Adonis, described by Edward Said as “the most eloquent spokesman and explorer of Arabic modernity,” was born Ali Ahmed Said Esber in the Syrian village Al-Qassabin in 1930. A perennial candidate for the Nobel Prize in Literature, Adonis initiated a revolution in the structures and themes of Arabic poetry. In 1956, fleeing political persecution, he moved to Beirut, and in 1985, the ongoing Lebanese civil war forced him to relocate to Paris, where he has resided ever since. Adonis has translated several poets into Arabic, such as Ovid and Saint-John Perse, and has received numerous honors, including the Ordre des Arts et des Lettres, the Goethe Prize, and the Pen/Nabokov Award.

cover image of the book Songs of Mihyar the Damascene

Songs of Mihyar the Damascene

by Adonis

Translated by Kareem James Abu-Zeid and Ivan Eubanks

With a contribution by Robyn Creswell

Written in the early 1960s, Songs of Mihyar the Damascene is widely considered to be the apex of the modernist poetry movement in the Arab world, a radical departure from the rigid formal structures that had dominated Arabic poetry until the 1950s.
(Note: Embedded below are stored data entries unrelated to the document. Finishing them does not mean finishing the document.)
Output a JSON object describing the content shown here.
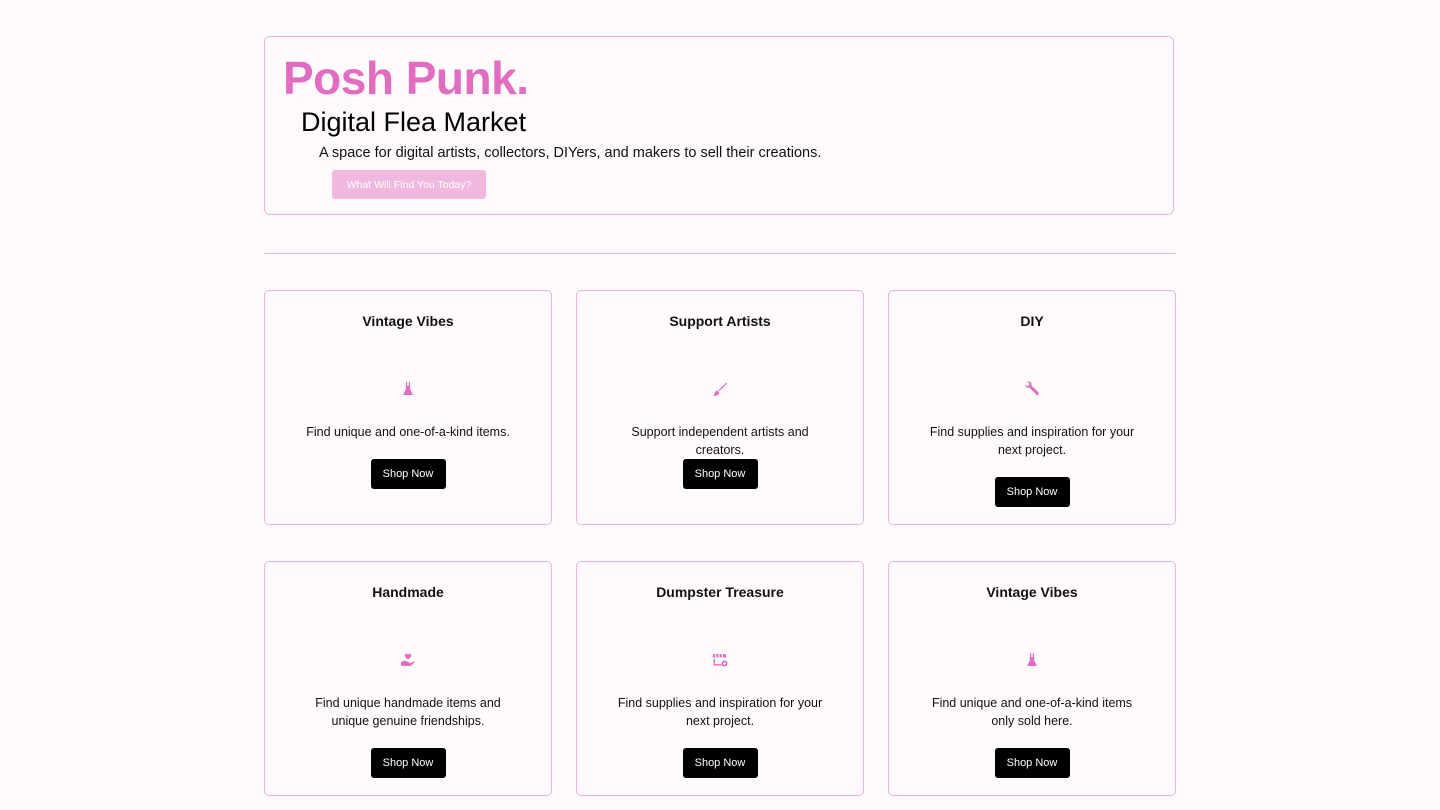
{
  "hero": {
    "brand": "Posh Punk.",
    "subtitle": "Digital Flea Market",
    "tagline": "A space for digital artists, collectors, DIYers, and makers to sell their creations.",
    "cta_label": "What Will Find You Today?"
  },
  "colors": {
    "accent": "#e06dbf",
    "border": "#e7b6db",
    "cta_bg": "#f1b8df",
    "button_bg": "#000000",
    "background": "#fffbfd"
  },
  "cards": [
    {
      "title": "Vintage Vibes",
      "icon": "dress-icon",
      "description": "Find unique and one-of-a-kind items.",
      "button_label": "Shop Now"
    },
    {
      "title": "Support Artists",
      "icon": "paintbrush-icon",
      "description": "Support independent artists and creators.",
      "button_label": "Shop Now"
    },
    {
      "title": "DIY",
      "icon": "wrench-icon",
      "description": "Find supplies and inspiration for your next project.",
      "button_label": "Shop Now"
    },
    {
      "title": "Handmade",
      "icon": "hand-heart-icon",
      "description": "Find unique handmade items and unique genuine friendships.",
      "button_label": "Shop Now"
    },
    {
      "title": "Dumpster Treasure",
      "icon": "storefront-icon",
      "description": "Find supplies and inspiration for your next project.",
      "button_label": "Shop Now"
    },
    {
      "title": "Vintage Vibes",
      "icon": "dress-icon",
      "description": "Find unique and one-of-a-kind items only sold here.",
      "button_label": "Shop Now"
    }
  ]
}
Drawing not only on Western influences, such as T.S. Eliot and Nietzsche, but on the deep tradition and history of Arabic poetry, Adonis accomplished a masterful and unprecedented transformation of the forms and themes of Arabic poetry, initiating a profound revaluation of cultural and poetic traditions. Songs of Mihyar is a masterpiece of world literature that rewrites—through Mediterranean myths and renegade Sufi mystics—what it means to be an Arab in the modern world.